The Catalyst programme initially is focused on four technology pillars – SAF, long-duration energy storage, green hydrogen and direct air capture. Rodi Guidero, Executive Director of Breakthrough Energy, and Managing Partner of Breakthrough Energy Ventures, said LanzaJet’s new SAF plant could be a key contributor to lower-emission air transport, while also demonstrating how jobs and businesses of the clean energy sector could support communities. “Breakthrough Energy Catalyst is a new way for the private sector to accelerate the green energy transition by funding projects that will ensure essential climate solutions get to market on the timeline the world needs,” he stated.
Breakthrough said ground-breaking projects for emerging technologies often encountered difficulty accessing low-cost capital because they had “high green premiums” and faced unexpected challenges and costs, particularly in the current high inflation environment. “By providing capital to these types of early commercial facilities, Catalyst funding can reduce risk for follow-on investments and accelerate the deployment of clean technologies,” the company said. “In this case, Freedom Pines Fuels’ Catalyst grant filled a funding gap and will enable the plant to maintain its current development timeline.

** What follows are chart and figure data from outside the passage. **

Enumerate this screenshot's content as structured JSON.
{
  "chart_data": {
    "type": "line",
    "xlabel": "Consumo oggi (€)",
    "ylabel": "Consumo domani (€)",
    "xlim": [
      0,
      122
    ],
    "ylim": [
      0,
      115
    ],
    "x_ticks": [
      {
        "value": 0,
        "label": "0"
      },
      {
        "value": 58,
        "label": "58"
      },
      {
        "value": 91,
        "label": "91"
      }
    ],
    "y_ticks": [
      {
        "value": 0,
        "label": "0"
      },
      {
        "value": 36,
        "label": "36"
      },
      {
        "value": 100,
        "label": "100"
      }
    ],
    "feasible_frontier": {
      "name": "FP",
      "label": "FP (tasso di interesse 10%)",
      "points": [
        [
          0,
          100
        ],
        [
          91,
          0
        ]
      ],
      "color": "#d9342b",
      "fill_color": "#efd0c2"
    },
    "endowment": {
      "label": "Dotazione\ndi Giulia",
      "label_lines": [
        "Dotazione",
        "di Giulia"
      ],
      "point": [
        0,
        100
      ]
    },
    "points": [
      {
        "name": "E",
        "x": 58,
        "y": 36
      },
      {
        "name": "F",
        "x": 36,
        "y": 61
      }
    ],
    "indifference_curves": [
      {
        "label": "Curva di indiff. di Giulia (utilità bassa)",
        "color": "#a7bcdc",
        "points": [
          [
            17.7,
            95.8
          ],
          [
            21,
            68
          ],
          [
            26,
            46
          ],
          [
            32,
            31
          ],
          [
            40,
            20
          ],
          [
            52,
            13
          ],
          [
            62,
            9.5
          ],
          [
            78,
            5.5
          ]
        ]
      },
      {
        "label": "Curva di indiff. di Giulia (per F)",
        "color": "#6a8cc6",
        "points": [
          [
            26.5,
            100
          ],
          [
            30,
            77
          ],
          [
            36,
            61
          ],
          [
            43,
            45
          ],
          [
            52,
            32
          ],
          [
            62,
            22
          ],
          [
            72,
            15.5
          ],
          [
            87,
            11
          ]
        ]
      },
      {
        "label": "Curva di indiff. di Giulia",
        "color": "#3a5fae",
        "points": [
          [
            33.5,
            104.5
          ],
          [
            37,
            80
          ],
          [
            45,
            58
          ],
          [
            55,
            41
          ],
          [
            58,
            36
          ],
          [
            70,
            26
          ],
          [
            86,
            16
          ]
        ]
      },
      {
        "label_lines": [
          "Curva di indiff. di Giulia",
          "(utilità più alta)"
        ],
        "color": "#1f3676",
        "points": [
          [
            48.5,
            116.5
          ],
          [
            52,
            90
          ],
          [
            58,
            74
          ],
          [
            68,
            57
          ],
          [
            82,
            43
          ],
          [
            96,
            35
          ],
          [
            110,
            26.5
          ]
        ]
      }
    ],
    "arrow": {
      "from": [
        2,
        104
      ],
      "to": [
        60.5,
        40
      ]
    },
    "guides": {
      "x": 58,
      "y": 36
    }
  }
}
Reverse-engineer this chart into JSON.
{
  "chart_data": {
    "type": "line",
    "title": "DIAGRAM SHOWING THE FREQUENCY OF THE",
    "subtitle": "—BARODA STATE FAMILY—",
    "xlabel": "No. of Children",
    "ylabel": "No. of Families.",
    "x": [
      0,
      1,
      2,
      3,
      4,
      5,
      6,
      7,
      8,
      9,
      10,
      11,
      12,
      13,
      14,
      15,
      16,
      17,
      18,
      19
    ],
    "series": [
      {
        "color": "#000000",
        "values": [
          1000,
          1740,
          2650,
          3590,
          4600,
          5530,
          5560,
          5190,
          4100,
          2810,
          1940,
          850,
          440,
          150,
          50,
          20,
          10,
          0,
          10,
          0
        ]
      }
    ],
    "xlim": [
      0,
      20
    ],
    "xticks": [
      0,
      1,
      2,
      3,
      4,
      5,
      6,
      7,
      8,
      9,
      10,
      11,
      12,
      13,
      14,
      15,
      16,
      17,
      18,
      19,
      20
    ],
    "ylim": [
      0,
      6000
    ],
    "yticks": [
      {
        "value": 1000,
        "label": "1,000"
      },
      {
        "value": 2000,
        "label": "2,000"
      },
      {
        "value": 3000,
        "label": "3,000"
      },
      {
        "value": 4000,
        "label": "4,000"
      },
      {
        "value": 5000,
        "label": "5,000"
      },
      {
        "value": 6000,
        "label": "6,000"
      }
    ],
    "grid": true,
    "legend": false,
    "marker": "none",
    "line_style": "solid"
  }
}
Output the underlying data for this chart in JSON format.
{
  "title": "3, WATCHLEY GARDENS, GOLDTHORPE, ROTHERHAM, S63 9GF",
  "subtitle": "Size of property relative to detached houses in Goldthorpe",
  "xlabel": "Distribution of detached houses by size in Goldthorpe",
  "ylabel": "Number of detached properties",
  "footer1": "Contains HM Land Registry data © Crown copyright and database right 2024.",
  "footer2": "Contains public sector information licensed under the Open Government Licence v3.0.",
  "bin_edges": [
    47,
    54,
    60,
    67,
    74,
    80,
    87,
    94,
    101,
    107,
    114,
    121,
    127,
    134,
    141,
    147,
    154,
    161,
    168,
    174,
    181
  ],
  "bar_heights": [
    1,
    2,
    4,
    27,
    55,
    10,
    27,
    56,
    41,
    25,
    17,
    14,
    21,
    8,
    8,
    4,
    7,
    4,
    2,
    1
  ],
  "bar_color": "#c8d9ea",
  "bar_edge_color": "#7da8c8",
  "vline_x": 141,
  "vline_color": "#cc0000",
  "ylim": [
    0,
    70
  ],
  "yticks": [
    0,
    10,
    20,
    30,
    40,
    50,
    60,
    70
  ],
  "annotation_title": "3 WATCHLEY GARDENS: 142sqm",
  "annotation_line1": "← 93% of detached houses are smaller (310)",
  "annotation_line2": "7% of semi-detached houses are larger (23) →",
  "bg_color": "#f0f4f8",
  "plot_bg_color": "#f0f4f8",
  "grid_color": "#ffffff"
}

“Importantly, the grant will also spur further SAF innovation by helping create a new market for scaleable, low-carbon ethanol from sustainable sources by setting the expectation that the plant will transition to second-generation ethanol, including from waste-based feedstocks, by its fifth year. This transition will complement work LanzaJet is already doing to build SAF plants using second-generation ethanol in the UK, and develop strategic partnerships to accelerate the advanced fuel’s development, of which there is currently little supply in the market.”
Guidero added: “We’re grateful to Catalyst’s partners, who understand climate leadership means supporting the technologies that will eliminate emissions, and that solving our climate challenges will require nothing less than mobilising the world’s economic engine to build a net-zero future.”
Welcoming the grant, LanzaJet CEO Jimmy Samartzis said: “To maximise our impact and scale our technology to deliver significant quantities of sustainable aviation fuel worldwide, partnerships matter. We have a real opportunity on our doorstep to significantly scale up and globally deploy our technology, and we wouldn’t be able to build this plant as quickly or affordably without Breakthrough Energy’s Catalyst grant, which reduced our total cost of capital and is critical to reducing emissions and accelerating the pace of bringing SAF to the global market.”
LanzaJet’s Freedom Pines Fuels facility has already attracted funding from the Microsoft Climate Innovation Fund and the US Department of Energy, in addition to investments from shareholders including Mitsui & Co, Suncor Energy, LanzaTech, British Airways and Shell. The grant from Breakthrough Energy Catalyst also coincides with US government initiatives to expedite the production of SAF, including tax credits to kickstart production as part of the newly-introduced Inflation Reduction Act, which additionally features a $297 million grant programme designed to scale up clean aviation technologies, including SAF.
The US initiatives also form part of its newly-released ‘Flight Plan for Sustainable Aviation Fuel’, which sets ambitious production targets of 3 billion gallons per year by 2030, and 35 billion gallons per year by 2050, compared to just 5 million gallons last year. The US report also highlights a requirement for more than 400 biorefineries and 1 billion tons of biomass or gaseous carbon dioxide feedstock in order to meet steep decarbonisation estimates for 2050. “This makes widescale production and use of SAF the highest impact near-term strategy for significantly reducing aviation emissions and achieving the nation’s net zero emission goals for aviation by 2050,” it concluded.